We’re not talking about a small amount of change here. Alwaleed is thought to be the 20th-richest person in the world, according to Bloomberg, with a fortune of US$32.5 billion.
Alwaleed, a member of the Saudi royal family and nephew to late King Abdullah, has gained an international reputation for his business ventures and unusually open public comments.

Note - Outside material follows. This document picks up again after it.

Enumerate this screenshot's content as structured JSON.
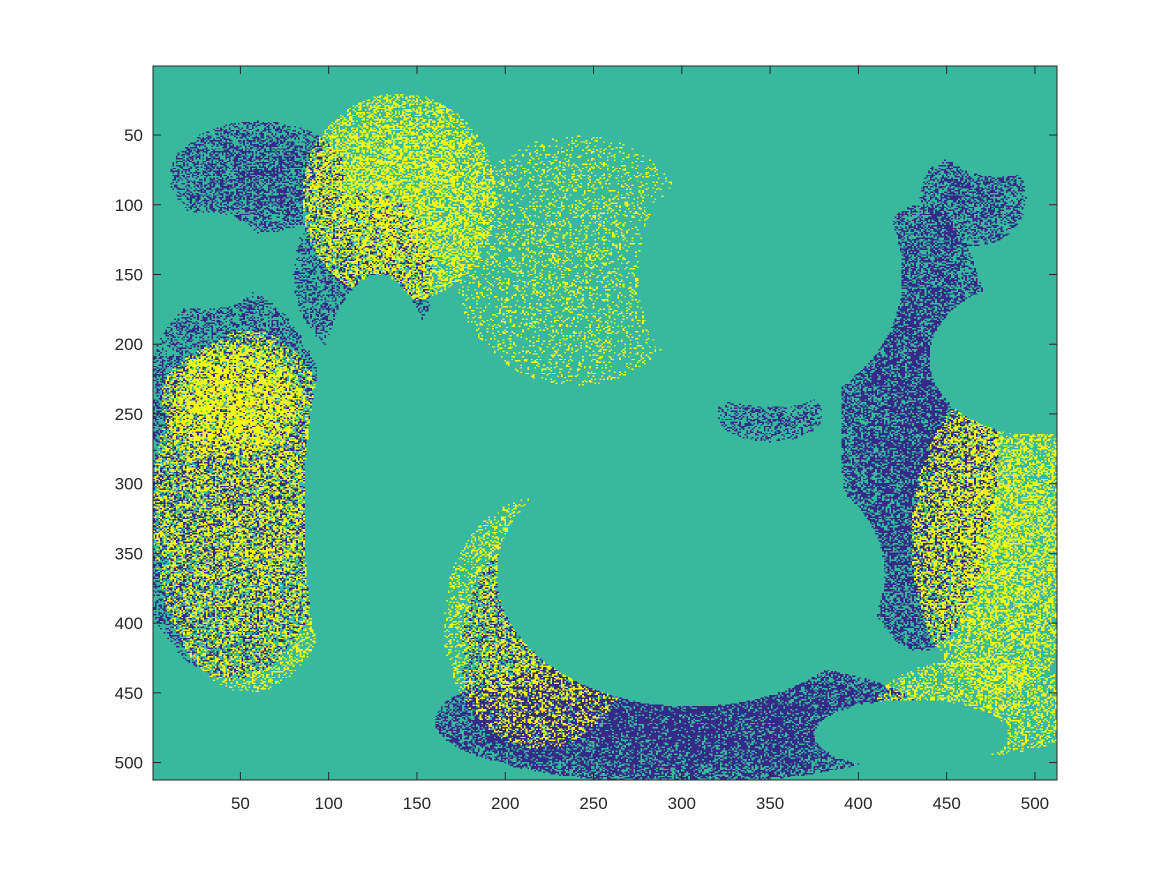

He founded Kingdom Holding, a Riyadh-based investment holding company, in 1980.
It became well known in the United States for investments in technology companies such as Twitter and Apple. He has also made personal investments in Islamic study centres around the world, including one at Georgetown University.

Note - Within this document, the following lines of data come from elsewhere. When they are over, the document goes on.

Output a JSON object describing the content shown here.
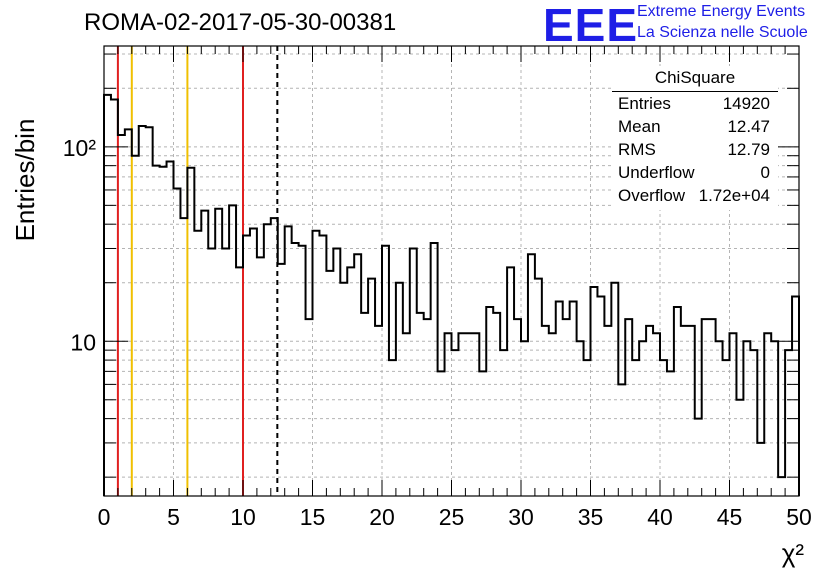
{
  "title": "ROMA-02-2017-05-30-00381",
  "logo": {
    "letters": "EEE",
    "line1": "Extreme Energy Events",
    "line2": "La Scienza nelle Scuole",
    "color": "#1e1ee6"
  },
  "stats_box": {
    "title": "ChiSquare",
    "rows": [
      {
        "key": "Entries",
        "value": "14920"
      },
      {
        "key": "Mean",
        "value": "12.47"
      },
      {
        "key": "RMS",
        "value": "12.79"
      },
      {
        "key": "Underflow",
        "value": "0"
      },
      {
        "key": "Overflow",
        "value": "1.72e+04"
      }
    ]
  },
  "chart_data": {
    "type": "histogram",
    "title": "ROMA-02-2017-05-30-00381",
    "xlabel": "χ²",
    "ylabel": "Entries/bin",
    "xlim": [
      0,
      50
    ],
    "ylim": [
      1.6,
      330
    ],
    "yscale": "log",
    "grid": true,
    "x_ticks": [
      "0",
      "5",
      "10",
      "15",
      "20",
      "25",
      "30",
      "35",
      "40",
      "45",
      "50"
    ],
    "y_ticks": [
      {
        "value": 10,
        "label": "10"
      },
      {
        "value": 100,
        "label": "10²"
      }
    ],
    "bin_width": 0.5,
    "values": [
      185,
      175,
      115,
      123,
      90,
      128,
      126,
      80,
      79,
      84,
      61,
      43,
      78,
      37,
      47,
      30,
      48,
      30,
      50,
      24,
      35,
      38,
      27,
      40,
      43,
      25,
      39,
      32,
      31,
      13,
      37,
      35,
      23,
      30,
      20,
      24,
      28,
      14,
      21,
      12,
      31,
      8,
      20,
      11,
      30,
      14,
      13,
      32,
      7,
      11,
      9,
      11,
      11,
      11,
      7,
      15,
      14,
      9,
      24,
      13,
      10,
      28,
      21,
      12,
      11,
      16,
      13,
      16,
      10,
      8,
      19,
      17,
      12,
      20,
      6,
      13,
      8,
      10,
      12,
      11,
      8,
      7,
      15,
      12,
      12,
      4,
      13,
      13,
      10,
      8,
      11,
      5,
      10,
      9,
      3,
      11,
      10,
      2,
      9,
      17
    ],
    "vertical_lines": [
      {
        "x": 1,
        "color": "#e02020",
        "style": "solid"
      },
      {
        "x": 2,
        "color": "#f0c000",
        "style": "solid"
      },
      {
        "x": 6,
        "color": "#f0c000",
        "style": "solid"
      },
      {
        "x": 10,
        "color": "#e02020",
        "style": "solid"
      },
      {
        "x": 12.47,
        "color": "#000000",
        "style": "dashed"
      }
    ]
  }
}
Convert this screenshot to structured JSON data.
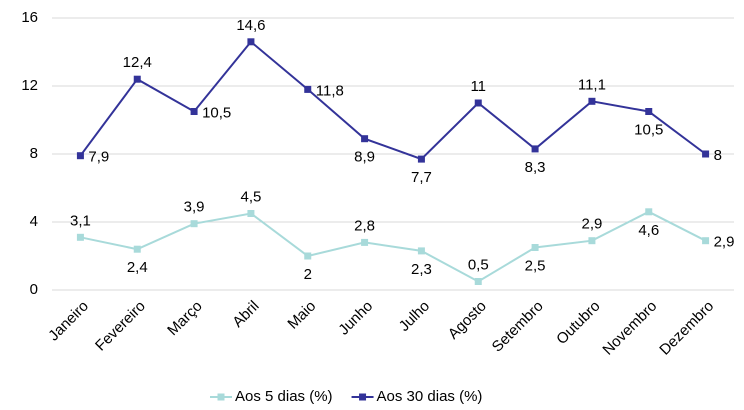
{
  "chart_data": {
    "type": "line",
    "categories": [
      "Janeiro",
      "Fevereiro",
      "Março",
      "Abril",
      "Maio",
      "Junho",
      "Julho",
      "Agosto",
      "Setembro",
      "Outubro",
      "Novembro",
      "Dezembro"
    ],
    "series": [
      {
        "name": "Aos 5 dias (%)",
        "color": "#a8dada",
        "values": [
          3.1,
          2.4,
          3.9,
          4.5,
          2,
          2.8,
          2.3,
          0.5,
          2.5,
          2.9,
          4.6,
          2.9
        ],
        "value_labels": [
          "3,1",
          "2,4",
          "3,9",
          "4,5",
          "2",
          "2,8",
          "2,3",
          "0,5",
          "2,5",
          "2,9",
          "4,6",
          "2,9"
        ]
      },
      {
        "name": "Aos 30 dias (%)",
        "color": "#333399",
        "values": [
          7.9,
          12.4,
          10.5,
          14.6,
          11.8,
          8.9,
          7.7,
          11,
          8.3,
          11.1,
          10.5,
          8
        ],
        "value_labels": [
          "7,9",
          "12,4",
          "10,5",
          "14,6",
          "11,8",
          "8,9",
          "7,7",
          "11",
          "8,3",
          "11,1",
          "10,5",
          "8"
        ]
      }
    ],
    "ylim": [
      0,
      16
    ],
    "yticks": [
      0,
      4,
      8,
      12,
      16
    ],
    "grid": true,
    "legend": "bottom"
  }
}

Educated in California, Alwaleed is US-influenced in his business thinking – he was involved in a feud with Forbesmagazine because he felt it underestimated his wealth. His decision to give away his fortune is inspired by a similar pledge by American billionaire Bill Gates.
His charity group, Alwaleed Philanthropies, has worked with the Bill & Melinda Gates Foundation and the Carter Center, founded by former president Jimmy Carter.
“Philanthropy is a personal responsibility, which I embarked upon more than three decades ago and is an intrinsic part of my Islamic faith,” Alwaleed said on Wednesday, pledging to donate his entire wealth to Alwaleed Philanthropies for the purpose of “intercultural understanding, supporting needy communities, through health promotion, eradication of diseases, provision of electric power to remote villages and hamlets, building orphanages and schools, and much more, as well as providing disaster relief and empowering women, youth and poverty alleviation.”
In the past, some have suggested that Alwaleed’s emphasis on charity and women’s rights was a tactic designed to endear his business ventures to Westerners.
However, few deny that the Saudi prince has shown great generosity in the past, although sometimes in surprising ways: Earlier this year, Alwaleed tweeted that he would buy 100 Bentleys for 100 Saudi pilots who took part in the bombing campaign in neighbouring Yemen that targeted Shiite rebels. It’s unclear whether he followed through, however.